On one side, I lead Inside Success, a business that has turned over £13 million in three years. On the other, I steer U Got Jokes, an entertainment brand producing licensed content for global platforms like Amazon.
As a Black British CEO of Nigerian heritage, I don’t just build businesses; I build ecosystems. Whether I am launching My Sounds Global in the rapidly developing districts of Nigeria or producing events at the Radisson Blu, I see the future through the lens of Afro-futurism—a world where culture and technology merge to create borderless ownership.
But even with an 8-figure track record, when I step back into the UK’s traditional infrastructure, I hit a “brick wall” that my legacy competitors never see: The Venue Tax.
The Systemic Friction of Success
Whether I am booking an awards show for Inside Success at the O2 Indigo or a headline comedy special for U Got Jokes at the Hammersmith Apollo, the story remains the same.
I recently sat down with venue management at the Apollo. I wanted dates. The response?
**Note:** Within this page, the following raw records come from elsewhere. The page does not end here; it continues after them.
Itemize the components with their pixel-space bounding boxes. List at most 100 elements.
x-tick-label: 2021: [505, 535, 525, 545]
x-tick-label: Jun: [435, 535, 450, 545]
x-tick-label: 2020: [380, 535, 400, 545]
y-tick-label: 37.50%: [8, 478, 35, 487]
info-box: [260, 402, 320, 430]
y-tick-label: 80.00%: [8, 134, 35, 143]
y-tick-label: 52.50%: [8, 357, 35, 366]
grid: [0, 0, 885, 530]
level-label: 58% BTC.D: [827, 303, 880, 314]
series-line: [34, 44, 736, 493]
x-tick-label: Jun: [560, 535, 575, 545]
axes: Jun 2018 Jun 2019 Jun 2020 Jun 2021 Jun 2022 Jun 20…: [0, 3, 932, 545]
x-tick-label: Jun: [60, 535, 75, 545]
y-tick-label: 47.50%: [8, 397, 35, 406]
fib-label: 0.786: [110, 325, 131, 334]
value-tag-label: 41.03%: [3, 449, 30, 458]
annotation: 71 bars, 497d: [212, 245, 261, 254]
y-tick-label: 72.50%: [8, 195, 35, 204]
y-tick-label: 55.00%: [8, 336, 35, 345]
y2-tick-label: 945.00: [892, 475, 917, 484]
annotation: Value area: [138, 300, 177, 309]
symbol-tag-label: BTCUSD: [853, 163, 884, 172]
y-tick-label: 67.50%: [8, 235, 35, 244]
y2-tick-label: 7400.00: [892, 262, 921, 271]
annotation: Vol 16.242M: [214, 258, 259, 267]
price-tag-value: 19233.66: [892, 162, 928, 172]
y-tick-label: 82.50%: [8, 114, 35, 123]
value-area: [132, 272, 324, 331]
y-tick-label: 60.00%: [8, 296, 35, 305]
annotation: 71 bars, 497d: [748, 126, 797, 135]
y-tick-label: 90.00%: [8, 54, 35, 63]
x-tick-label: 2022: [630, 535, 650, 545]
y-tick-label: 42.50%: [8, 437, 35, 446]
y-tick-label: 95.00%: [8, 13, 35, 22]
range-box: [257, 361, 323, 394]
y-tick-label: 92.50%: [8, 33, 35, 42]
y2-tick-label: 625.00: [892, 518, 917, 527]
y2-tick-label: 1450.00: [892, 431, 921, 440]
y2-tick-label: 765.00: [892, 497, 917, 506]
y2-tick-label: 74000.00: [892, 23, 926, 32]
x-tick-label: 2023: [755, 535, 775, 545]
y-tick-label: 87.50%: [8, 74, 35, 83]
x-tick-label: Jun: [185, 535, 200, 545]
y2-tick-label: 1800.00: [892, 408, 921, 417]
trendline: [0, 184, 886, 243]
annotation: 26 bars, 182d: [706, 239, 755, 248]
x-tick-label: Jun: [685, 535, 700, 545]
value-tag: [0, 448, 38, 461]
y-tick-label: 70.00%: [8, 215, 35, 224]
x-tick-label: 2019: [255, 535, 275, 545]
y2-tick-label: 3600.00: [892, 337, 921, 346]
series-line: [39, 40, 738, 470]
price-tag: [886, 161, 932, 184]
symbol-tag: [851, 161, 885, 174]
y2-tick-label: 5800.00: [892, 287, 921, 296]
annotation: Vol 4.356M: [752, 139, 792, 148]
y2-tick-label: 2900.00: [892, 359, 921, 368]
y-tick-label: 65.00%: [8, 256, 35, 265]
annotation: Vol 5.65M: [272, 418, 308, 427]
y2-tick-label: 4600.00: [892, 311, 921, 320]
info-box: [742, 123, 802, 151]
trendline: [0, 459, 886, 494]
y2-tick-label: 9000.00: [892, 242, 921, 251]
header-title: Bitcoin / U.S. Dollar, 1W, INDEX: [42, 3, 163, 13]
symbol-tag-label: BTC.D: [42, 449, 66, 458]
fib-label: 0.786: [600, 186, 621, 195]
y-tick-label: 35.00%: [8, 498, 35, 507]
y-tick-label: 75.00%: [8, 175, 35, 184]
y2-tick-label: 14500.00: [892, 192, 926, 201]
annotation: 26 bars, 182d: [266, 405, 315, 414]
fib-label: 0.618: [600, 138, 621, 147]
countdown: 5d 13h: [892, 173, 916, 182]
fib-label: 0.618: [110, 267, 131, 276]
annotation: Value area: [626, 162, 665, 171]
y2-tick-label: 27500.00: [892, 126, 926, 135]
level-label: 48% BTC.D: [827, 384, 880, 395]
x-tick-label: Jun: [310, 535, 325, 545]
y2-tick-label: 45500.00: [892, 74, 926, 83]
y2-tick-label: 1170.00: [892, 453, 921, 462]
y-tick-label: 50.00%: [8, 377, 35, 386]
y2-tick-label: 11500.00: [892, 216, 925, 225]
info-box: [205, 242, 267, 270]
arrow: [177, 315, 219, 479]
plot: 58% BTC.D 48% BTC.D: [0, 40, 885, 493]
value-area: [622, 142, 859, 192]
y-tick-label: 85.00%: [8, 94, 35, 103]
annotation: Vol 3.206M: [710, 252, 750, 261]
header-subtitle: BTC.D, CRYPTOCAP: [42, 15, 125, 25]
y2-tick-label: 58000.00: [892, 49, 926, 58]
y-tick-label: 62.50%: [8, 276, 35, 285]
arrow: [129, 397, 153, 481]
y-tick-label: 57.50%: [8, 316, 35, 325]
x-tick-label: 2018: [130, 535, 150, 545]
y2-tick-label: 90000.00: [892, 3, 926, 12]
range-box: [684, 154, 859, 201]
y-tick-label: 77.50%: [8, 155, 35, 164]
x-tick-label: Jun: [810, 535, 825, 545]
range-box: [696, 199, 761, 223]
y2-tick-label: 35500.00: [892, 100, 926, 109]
“Pay £20,000 plus VAT upfront.”

That is £24,000 of working capital tied up immediately. It’s not a credit; it’s a barrier to entry. On top of that, the ultimatum is absolute: the entire balance must be paid 30 days before the show even happens, or the venue can cancel the date entirely.
Meanwhile, legacy companies—the “Old Guard”—operate on a different planet. They book 15 dates at a time, pay on a 60-day invoice after the show, and receive massive cost deductions. They get to keep their cash liquid, and they get to breathe.
This isn’t just a “discount”—it’s a systemic anchor designed to price black businesses out of the market entirely.
The “Single-Night” Risk Trap
In the entertainment business, risk management is everything. A legacy company with 15 dates can survive a bad night. But for a Black British entrepreneur forced to pay £24k upfront for a single night, the margin for error is zero.